Immediately before electrophoresis, 3.5 μl of sample buffer (4×
NuPage sample buffer, Novex, San Diego, CA) containing dithiothreitol
(final concentration, 50 mM) was added to 6.5 μl of the protein
extract. The 4× sample buffer (pH 8.5) consisted of 1.17 M sucrose,
563 mM Tris base, 423 mM Tris-HCl, 278 mM sodium dodecyl sulfate (SDS),
2.05 mM EDTA, 0.88 mM Coomassie Blue R250 and 0.70 mM phenol red. After
heating for 10 minutes at 70°C, 10-μl volumes of each sample were
loaded into gel slots for electrophoresis on 10% gels (Bis-Tris;
Novex) with 2-(N-morpholino) ethane sulfonic acid SDS
running buffer (NuPage MES-SDS; Novex). Recombinant human TIMP-3
protein (10 ng) was included in a separate lane as a positive control.

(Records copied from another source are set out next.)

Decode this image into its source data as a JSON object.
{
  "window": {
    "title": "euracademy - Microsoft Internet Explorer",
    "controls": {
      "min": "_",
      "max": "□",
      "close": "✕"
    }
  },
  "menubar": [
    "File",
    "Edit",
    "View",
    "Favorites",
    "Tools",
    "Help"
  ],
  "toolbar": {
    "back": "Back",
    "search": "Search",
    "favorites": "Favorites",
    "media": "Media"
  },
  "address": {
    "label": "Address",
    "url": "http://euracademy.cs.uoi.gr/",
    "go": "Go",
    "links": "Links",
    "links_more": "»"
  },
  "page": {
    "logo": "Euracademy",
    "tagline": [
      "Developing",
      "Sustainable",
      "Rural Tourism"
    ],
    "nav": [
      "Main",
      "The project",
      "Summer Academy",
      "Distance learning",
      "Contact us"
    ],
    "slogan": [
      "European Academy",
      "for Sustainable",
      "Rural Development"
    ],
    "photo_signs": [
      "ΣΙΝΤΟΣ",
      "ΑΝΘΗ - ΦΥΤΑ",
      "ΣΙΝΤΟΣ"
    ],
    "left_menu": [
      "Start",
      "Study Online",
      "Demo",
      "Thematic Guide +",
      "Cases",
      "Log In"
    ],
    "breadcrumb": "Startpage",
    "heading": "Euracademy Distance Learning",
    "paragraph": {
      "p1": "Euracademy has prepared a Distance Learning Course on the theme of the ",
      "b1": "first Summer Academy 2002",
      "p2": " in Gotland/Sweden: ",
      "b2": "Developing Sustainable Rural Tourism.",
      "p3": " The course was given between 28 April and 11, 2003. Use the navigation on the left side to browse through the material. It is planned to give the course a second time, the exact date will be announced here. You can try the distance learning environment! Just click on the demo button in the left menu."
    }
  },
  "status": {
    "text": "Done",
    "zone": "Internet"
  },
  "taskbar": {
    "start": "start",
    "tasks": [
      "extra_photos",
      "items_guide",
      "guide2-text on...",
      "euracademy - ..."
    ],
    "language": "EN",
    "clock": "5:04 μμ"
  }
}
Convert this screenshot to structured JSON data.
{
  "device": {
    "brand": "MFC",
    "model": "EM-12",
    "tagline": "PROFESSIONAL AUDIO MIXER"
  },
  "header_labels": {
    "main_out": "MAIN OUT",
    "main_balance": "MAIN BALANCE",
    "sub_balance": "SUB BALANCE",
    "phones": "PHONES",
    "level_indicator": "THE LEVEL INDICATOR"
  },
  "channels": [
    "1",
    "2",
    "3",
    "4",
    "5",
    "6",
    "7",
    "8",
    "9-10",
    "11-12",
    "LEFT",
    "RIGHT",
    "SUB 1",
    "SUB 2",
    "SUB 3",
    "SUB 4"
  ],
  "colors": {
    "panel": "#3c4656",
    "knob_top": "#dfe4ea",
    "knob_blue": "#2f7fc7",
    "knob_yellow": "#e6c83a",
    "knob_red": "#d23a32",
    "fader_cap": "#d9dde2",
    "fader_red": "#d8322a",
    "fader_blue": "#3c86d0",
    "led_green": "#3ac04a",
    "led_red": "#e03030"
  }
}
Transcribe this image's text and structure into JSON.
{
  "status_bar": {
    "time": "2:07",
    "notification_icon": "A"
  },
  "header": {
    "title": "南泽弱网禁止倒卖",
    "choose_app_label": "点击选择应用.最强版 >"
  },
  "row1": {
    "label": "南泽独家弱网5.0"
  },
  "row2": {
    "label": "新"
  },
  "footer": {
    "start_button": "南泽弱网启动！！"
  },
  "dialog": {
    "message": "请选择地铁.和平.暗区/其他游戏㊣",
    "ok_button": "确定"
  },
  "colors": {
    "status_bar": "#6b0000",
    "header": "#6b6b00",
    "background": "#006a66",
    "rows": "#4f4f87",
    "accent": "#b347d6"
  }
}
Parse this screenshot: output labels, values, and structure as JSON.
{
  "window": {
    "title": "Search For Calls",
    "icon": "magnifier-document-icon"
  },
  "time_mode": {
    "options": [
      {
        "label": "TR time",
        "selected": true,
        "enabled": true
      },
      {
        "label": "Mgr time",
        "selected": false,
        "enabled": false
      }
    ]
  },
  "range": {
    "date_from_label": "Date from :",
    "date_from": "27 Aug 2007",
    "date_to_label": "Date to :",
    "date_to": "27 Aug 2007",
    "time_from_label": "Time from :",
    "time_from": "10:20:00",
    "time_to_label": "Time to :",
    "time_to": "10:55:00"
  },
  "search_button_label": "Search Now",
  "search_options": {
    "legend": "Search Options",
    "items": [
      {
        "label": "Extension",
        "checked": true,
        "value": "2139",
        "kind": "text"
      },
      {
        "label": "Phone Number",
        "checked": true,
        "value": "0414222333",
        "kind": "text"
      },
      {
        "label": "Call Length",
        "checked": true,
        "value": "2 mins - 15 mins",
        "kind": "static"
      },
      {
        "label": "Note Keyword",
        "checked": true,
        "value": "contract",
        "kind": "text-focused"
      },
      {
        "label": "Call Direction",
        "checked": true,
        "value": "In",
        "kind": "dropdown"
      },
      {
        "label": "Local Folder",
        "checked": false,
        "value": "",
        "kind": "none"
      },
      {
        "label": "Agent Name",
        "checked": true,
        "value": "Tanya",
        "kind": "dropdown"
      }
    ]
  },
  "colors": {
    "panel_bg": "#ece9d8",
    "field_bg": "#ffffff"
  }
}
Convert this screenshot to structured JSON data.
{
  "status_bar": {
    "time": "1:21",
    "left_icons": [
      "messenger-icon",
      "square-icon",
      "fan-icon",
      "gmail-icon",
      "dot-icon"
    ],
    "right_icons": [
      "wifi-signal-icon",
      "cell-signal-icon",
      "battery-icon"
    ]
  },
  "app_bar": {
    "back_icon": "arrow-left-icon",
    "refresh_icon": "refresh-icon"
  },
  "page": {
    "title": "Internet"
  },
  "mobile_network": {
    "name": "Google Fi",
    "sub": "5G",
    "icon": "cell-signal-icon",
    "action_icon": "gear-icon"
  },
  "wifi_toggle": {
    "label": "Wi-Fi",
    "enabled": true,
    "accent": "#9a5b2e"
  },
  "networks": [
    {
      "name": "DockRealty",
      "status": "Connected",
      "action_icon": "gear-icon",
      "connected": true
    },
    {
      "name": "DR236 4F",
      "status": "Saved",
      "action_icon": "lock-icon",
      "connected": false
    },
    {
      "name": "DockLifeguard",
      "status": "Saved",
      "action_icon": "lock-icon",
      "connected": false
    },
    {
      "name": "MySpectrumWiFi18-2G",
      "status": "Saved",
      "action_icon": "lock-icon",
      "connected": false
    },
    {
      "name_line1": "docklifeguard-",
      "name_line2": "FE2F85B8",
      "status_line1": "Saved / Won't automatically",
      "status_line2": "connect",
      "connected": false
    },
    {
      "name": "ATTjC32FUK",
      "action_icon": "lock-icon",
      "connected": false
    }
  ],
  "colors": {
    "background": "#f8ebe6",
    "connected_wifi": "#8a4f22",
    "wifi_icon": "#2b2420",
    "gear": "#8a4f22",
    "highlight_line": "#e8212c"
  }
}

Proteins were transferred from the gel to polyvinylidene difluoride
membranes using blotting apparatus (XCell II; Novex). After transfer,
membranes were incubated with blocking solution (2% BSA in
Tris-buffered saline) for 1 hour. The monoclonal anti-human TIMP-3
antibody (Clone 136-17B12) conjugated to horseradish peroxidase was
applied at 1:1000 dilution and incubated overnight at 4°C. After
rinsing, immunoreactivity was displayed with the chemiluminescent
method (ECL, Amersham, Arlington Heights, IL) and captured on
radiographic film during a 10- to 15-second exposure. The
immunoreactivity signal was digitized on a Scanwizard
(Microtek, Redondo Beach, CA) flatbed scanner. The intensity of
immunoreactivity was quantitated from the digitized images using
commercial software (Digital Science 1D; Eastman Kodak, Rochester, NY)
on a personal computer (Power Macintosh, Apple Computer, Cupertino,
CA). The densitometric intensity was converted to amount of protein
(nanograms per sample) by comparing the intensity of immunoreactivity
with that of varying amounts of recombinant TIMP-3 standard.